Blog Archives

lamplight + leaves

One woman photographed at dusk, walking between the church and the cemetery. Also, sunset this time of year in Edinburgh is at 4:20 pm, in case you were wondering.

St. Cuthbert’s Kirkyard
Edinburgh, Scotland

photographed 11.3.2023

as memory fades

Talk about a bleak message on a tombstone…but memories do fade, no matter how much you think they won’t.

St. Cuthbert’s Kirkyard
Edinburgh, Scotland

photographed 11.3.2023

still a loss (108 years later)

 

You’d have to be pretty cold-hearted for this lonely little gravestone to not make you feel sad for Hudson and Mary.

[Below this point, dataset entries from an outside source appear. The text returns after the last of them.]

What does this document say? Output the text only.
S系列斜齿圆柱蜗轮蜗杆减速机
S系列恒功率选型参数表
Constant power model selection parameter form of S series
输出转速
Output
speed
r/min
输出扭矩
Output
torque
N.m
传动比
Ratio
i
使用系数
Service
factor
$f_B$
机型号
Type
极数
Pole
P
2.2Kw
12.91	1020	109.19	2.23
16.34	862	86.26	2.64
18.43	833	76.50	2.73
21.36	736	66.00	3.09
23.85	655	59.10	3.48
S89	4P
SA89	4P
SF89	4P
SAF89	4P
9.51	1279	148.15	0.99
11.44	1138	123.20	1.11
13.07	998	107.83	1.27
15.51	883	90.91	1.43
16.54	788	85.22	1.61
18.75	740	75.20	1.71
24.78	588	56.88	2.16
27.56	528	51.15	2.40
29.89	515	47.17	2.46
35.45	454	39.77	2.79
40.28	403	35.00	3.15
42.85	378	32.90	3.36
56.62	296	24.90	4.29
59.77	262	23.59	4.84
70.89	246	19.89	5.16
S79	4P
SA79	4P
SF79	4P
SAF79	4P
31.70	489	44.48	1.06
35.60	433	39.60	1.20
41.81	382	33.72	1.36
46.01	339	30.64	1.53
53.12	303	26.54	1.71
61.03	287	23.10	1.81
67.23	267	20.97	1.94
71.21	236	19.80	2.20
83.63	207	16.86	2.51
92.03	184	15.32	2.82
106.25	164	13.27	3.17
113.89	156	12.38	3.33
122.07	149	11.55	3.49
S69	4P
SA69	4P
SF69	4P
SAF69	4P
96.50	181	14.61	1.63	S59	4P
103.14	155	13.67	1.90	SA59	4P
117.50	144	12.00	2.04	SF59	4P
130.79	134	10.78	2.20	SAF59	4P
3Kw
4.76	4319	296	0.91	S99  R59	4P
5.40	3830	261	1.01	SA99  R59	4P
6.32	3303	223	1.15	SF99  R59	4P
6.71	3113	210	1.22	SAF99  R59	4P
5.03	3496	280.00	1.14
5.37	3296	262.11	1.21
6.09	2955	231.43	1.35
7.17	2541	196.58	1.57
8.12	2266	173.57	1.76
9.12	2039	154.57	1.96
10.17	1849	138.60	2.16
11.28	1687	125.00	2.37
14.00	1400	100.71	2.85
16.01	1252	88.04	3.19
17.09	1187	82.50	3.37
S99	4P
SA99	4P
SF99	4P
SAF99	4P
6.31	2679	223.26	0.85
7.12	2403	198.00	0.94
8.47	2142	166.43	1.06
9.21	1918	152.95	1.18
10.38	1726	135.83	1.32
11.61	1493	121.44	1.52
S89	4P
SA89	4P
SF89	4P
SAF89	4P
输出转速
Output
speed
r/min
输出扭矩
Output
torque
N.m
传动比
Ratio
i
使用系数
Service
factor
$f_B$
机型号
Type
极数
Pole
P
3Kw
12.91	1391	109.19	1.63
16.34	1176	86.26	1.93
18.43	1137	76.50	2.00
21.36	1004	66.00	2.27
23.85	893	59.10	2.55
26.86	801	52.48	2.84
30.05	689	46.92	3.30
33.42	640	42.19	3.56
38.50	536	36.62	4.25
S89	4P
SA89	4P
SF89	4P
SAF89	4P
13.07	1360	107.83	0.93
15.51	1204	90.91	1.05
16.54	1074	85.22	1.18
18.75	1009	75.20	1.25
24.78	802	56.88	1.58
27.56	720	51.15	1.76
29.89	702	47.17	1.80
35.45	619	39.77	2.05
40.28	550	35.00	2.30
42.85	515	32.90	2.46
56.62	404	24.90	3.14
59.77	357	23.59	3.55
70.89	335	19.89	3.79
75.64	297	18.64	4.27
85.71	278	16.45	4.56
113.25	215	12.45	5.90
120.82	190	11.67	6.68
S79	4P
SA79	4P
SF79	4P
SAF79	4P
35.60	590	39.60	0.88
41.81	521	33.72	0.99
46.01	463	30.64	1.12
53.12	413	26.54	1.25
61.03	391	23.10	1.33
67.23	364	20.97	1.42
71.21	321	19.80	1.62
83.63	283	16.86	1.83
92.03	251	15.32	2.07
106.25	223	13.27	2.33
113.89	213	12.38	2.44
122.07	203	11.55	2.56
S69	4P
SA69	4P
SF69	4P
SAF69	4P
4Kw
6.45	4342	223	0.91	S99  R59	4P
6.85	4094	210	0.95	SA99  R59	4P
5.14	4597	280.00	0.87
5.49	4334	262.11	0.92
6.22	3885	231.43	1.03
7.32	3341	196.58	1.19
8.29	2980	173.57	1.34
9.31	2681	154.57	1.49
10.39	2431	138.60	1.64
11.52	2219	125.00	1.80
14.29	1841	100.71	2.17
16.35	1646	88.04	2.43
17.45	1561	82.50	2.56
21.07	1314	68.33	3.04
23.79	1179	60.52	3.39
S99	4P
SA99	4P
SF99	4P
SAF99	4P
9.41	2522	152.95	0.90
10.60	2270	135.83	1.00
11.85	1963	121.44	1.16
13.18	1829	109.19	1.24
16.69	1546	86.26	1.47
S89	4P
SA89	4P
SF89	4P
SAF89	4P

In my opinion.

Ragland, New Mexico
photographed 8.30.2024

rest in the place of light

I’ve made hundreds of photos of this cemetery and (what’s left of) the church but I’ve never stopped there at night.

That night in Santa Rosa was just perfect: the temperature was exactly on the edge between warm and cool, there just the tiniest breeze, and the skies were clear. It was far too nice outside to go sit inside a hotel room so I did that thing photographers do. I stopped to take a few pictures of this place and was there for the better part of an hour. Passing traffic helpfully provided a bit of light painting.

Also: I did step inside the graveyard. At night. By myself. And wasn’t even creeped out one bit. For whatever that’s even worth.

Santa Rosa, New Mexico
photographed 10.5.2024

planning ahead can be helpful

 

I’ve seen a lot of things in cemeteries, but this was the first “reserved” sign I’ve ever noticed.

I found a book called Spanish Surnames, Older Baptismal First Names and the Origins of the Spanish Language at a tiny grocery store in New Mexico earlier this month. I bought it because it seemed like the right thing to do (it’s less a book, honestly, than it is some photocopied pages stapled together) and because it seemed like the sort of thing that might come in handy. And that’s why I can tell you that the name “Rael” previously appeared “as the name of a soldier, Real de Aguilar from Lorca, Murica, Spain, at paso del norte in the lower Rio Grande in 1689.” My new book further notes that as a surname, “Rael” is of Jewish-Greek origin.

And that concludes today’s lesson. Please carry on.